Ted Le Swer - ‘Storm Arnold’ Text
Originally published to accompany Ted Le Swer’s short film Storm Arnold (2021)
August 2021


The climax of Paul Verhoeven’s martian science-fiction epic Total Recall sees Arnold Schwarzenegger’s conflicted construction worker Douglas Quaid singlehandedly activate a subterranean reactor to liberate a source of stored oxygen, thus rendering the planet’s atmosphere breathable and its population saved. Whilst depicted as the film's brave and heroic denouement, it is the potentially problematic ethics that underpin this fiction terraformation that moving image artist Ted Le Swer uses as the starting point for his latest short film project.

In ‘Storm Arnold’, Nottingham-born, London-based Le Swer - a graduate of Chelsea College of Art’s BA Fine Art programme - focuses on a quartet of characters either unseen, unheard or underrepresented in the 1990’s original. Arnold Schwarzenegger’s stunt double, two ‘so-called’ mutant extras and the, now anthropomorphised, atmosphere unite to reenact scenes from Total Recall by way of mining their ecological memory in order to build a collective resilience against the film’s preordained narrative. Le Swer similarity investigates narrative dominance through his filmmaking style, which utilises green screen, prosthetics, costume & set design and computer-generated imagery to deconstruct the accepted production process. ‘Storm Arnold’ contains no oral dialogue, with Le Swer relying instead on the character's ability to converse through choreographed movement, assisted by a soundtrack of ambient electronica and original sound effects from ‘Total Recall’.
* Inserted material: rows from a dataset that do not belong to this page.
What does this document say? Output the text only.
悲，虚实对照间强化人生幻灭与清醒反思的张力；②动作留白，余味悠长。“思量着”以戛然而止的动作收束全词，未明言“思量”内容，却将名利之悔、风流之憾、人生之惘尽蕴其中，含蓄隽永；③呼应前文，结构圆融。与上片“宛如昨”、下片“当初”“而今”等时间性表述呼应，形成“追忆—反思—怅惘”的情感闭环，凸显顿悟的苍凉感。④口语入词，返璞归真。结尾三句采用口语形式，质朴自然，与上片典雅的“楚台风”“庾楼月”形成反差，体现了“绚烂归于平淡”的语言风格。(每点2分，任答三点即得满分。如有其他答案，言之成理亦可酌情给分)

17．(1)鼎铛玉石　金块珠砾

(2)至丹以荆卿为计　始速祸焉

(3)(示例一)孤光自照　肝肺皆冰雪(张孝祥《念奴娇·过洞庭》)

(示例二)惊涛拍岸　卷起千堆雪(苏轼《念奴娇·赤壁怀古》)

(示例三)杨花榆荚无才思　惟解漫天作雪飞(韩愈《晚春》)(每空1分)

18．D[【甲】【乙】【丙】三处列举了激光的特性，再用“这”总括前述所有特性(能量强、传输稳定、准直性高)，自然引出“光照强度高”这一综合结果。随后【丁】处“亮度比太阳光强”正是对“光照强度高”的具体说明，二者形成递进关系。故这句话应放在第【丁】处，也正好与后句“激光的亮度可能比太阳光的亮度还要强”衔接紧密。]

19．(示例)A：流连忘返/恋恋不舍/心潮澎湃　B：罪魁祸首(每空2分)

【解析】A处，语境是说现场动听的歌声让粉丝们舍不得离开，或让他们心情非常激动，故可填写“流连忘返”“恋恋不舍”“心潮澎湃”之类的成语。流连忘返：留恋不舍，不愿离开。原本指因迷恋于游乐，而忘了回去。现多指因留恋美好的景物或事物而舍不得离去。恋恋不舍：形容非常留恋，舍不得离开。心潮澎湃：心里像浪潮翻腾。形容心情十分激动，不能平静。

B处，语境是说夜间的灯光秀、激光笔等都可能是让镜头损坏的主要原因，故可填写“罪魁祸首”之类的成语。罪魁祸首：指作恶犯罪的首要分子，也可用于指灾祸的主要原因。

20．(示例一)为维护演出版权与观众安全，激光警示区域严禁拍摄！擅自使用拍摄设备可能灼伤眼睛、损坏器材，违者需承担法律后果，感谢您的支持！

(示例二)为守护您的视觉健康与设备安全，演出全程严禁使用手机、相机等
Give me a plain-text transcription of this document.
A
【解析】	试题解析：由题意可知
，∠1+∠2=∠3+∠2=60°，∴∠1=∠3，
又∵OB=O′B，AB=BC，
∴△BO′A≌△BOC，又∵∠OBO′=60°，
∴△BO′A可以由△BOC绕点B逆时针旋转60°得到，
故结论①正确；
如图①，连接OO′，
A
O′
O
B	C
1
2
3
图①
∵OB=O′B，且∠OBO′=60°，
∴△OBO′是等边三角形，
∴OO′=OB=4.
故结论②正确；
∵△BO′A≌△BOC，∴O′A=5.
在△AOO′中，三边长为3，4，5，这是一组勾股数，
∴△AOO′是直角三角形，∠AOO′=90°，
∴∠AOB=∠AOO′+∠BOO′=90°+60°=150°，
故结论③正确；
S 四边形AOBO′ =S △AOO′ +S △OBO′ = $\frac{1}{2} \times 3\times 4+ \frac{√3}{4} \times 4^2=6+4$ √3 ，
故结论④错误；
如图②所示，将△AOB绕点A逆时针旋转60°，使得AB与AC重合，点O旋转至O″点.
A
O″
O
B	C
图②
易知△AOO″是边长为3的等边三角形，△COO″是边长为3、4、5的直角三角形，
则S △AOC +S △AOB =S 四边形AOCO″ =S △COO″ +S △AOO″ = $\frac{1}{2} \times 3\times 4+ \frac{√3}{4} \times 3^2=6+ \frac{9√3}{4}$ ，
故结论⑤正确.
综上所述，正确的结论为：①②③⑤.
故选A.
Through my continued discussions with Le Swer during the production of ‘Storm Arnold’, and my wider knowledge of his artistic practice and previous projects, I am aware of the diverse and substantial interests and influences that have informed and that conceptually support the finished short film. Contemporary society’s relationship to and understanding of ecology, the 21st-century phenomena of private space enterprise and its ecological implications, human civilisation’s terraformation to initiate an Anthropocene epoch, evolutionary theories on the significance of symbiosis in genetic mutation and Harun Farocki’s experimental 1983 short film Ein Bild (An Image).